Karenanya, satu hal yang wajib disyukuri, kata Ratu, dalam situasi Pandemi Covid 19 ini, dia masih tetap bisa berkreasi, dan produktif. “Alhamdulillah, dalam situasi gerak kita terbatas tapi masih tetap berkarya. Saya bikin single_lagu baru genre religi, judulnya ’Sujudku’_ sesuai dengan momen Ramadhan. Lagunya sudah bisa dinikmati melalui konten youtube https://youtu.be/3Y7ZDHjYQLU ,” terang Ratu.
Proses produksinya, kata Ratu, juga dilakukan di rumah. “Kita taat aturan Pemerintah, agar di rumah saja. Shooting di rumah dengan tim yang sedikit tidak ramai-ramai. Semua _setting_ kita buat dalam rumah, garasi, gudang, hutan di belakang rumah, semua kita selesaikan di rumah. Sangat diminimalisir yang penting tetap berkarya dan hasilnya insya Allah dapat dinikmati masyarakat,” ungkapnya.
Saat situasi pandemi Covid 19 ini, Ratu juga dipercaya oleh salah satu instansi Pemerintah untuk menyampaikan himbauan melalui lagu. Lagu tersebut menghimbau agar pada saat Idul Fitri nanti tidak mudik dulu. Ikuti anjuran Presiden dan Pemerintah agar jangan keluar rumah, dan tidak kemana-mana, tetap stay at home.Lagunya berjudul, ’Jangan Mudik Dulu’.
“Semoga lagu ini mengena di masyarakat, dan terketuk hatinya tidak mudik dulu. Sebab situasinya memang lagi kurang memungkinkan. Semua menginginkan kondisi normal bisa mudik dan silaturrahmi. Namun karena situasinya seperti ini diharapkan semua pihak dapat menahan diri,” harap Ratu.
Ratu Sumbang Pemulung Renta
Pada kesempatan tersebut, Ratu menyerahkan bantuan ke Tim Relawan Rumah Singgah Bunda Lenny Humaniora Foundation, dalam bentuk kebutuhan pokok (beras, mie instan, minyak, gula, kopi, dan lain-lain).
Di acara _reality show ‘Kita Berbagi – Masalah Pergi’_ para narasumber tidak dibayar. Sebaliknya menjadi donatur yang dengan sukarela memberikan bantuan, sumbangan dalam bentuk tak terbatas jenis dan ragamnya. Ratu menyerahkan bantuan untuk pemulung janda lanjut usia binaan Rumah Singgah Bunda Lenny Humaniora Foundation.
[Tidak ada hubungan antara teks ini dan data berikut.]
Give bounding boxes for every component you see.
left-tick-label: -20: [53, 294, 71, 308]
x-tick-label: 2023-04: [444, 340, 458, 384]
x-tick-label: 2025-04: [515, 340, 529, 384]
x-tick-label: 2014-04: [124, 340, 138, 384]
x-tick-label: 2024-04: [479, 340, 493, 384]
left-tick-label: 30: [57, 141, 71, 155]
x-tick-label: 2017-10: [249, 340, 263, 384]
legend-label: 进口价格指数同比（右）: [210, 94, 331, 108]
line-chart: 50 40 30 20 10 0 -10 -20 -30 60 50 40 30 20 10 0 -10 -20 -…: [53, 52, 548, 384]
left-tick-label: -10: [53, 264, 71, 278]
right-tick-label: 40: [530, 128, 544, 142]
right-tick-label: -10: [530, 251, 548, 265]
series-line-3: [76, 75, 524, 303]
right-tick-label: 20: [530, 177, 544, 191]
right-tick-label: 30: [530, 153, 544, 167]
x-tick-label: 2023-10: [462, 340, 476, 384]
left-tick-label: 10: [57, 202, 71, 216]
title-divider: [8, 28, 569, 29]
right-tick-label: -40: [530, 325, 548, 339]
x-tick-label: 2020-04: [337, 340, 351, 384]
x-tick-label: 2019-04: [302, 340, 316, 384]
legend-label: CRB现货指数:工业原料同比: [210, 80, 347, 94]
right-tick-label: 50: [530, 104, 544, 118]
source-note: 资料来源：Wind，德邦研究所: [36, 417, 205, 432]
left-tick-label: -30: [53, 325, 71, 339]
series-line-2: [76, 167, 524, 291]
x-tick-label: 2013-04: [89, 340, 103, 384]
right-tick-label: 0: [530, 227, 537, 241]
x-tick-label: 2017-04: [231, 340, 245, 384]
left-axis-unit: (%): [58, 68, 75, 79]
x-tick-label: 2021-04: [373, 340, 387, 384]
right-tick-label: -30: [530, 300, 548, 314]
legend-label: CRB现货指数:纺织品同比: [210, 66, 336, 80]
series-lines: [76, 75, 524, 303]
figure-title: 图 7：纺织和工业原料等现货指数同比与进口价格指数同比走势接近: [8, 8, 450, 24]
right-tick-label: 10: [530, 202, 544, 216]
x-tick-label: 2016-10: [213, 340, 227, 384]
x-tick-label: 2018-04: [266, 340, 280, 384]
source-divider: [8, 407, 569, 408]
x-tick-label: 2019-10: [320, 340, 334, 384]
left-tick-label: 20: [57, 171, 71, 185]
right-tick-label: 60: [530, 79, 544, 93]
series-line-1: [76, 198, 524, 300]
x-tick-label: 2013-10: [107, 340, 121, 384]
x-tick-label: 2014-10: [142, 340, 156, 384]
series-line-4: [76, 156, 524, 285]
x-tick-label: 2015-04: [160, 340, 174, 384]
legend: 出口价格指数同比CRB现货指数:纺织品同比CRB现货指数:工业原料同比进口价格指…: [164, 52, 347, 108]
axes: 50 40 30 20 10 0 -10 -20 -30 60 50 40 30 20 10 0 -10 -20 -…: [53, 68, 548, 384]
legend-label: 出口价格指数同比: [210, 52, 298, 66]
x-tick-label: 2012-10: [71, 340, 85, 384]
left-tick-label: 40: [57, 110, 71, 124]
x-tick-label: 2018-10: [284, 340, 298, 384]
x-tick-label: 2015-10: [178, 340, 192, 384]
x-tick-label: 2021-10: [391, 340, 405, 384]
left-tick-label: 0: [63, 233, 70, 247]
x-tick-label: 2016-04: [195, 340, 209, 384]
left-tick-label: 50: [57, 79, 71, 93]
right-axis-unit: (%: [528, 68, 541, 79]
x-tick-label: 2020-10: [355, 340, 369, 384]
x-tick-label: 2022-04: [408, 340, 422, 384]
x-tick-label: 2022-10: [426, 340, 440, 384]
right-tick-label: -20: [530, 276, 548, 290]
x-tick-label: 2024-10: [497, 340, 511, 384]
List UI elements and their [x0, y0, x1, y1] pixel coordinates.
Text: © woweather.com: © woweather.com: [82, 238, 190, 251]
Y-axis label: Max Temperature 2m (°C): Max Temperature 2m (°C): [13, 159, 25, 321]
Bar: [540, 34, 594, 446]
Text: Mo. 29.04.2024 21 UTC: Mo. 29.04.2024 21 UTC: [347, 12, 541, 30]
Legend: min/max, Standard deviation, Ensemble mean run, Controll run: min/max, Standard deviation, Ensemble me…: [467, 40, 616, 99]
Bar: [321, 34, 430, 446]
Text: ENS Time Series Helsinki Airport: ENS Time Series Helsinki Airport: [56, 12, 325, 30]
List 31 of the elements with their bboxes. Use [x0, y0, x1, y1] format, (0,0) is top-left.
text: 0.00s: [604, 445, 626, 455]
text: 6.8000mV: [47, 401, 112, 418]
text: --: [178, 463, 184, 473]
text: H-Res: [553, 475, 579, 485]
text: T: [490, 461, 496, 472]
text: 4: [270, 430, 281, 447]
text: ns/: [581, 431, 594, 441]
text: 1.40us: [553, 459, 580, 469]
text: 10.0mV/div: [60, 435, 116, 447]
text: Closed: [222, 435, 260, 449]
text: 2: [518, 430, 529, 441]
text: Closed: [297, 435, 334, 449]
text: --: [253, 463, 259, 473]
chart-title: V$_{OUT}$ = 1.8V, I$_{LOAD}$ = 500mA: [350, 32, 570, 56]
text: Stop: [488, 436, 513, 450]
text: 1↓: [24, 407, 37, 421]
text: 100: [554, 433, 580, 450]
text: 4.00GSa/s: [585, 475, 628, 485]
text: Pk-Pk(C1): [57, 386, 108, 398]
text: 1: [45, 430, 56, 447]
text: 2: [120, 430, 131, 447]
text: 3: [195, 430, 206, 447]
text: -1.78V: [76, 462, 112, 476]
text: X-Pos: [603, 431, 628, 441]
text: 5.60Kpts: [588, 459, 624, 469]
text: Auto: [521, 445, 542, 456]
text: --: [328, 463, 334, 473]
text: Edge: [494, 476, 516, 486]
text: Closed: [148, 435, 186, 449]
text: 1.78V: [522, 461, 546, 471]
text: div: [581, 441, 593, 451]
Sementara TV Budaya, televisi komunitas yang menyiarkan program ini. Sanggar Humaniora mendistribusikan bantuan tersebut ke para pemulung, janda lanjut usia, serta para pekerja keras di sektor non-formal. Antara lain, buruh bangunan, pekerja galian tanah, petugas kebersihan angkut sampah, pembantu rumah tangga (PRT), pedagang keliling, pengamen, serta profesi lainnya, yang lagi kesulitan akibat terimbas wabah Covid 19.
“Apa yang kami berikan bukan terletak pada nilainya. Melainkan bagaimana kita menginspirasi, menanamkan jiwa empati dan peduli. Melalui program ini diharapkan dapat menjadi syiar kemanusiaan, memotivasi, mengedukasi, serta menjadi inspirasi yang mengilhami, meneladani, dan menggerakkan hati, serta menebar kebaikan untuk kemanusiaan yang lebih besar,” harap artis asli Karawang.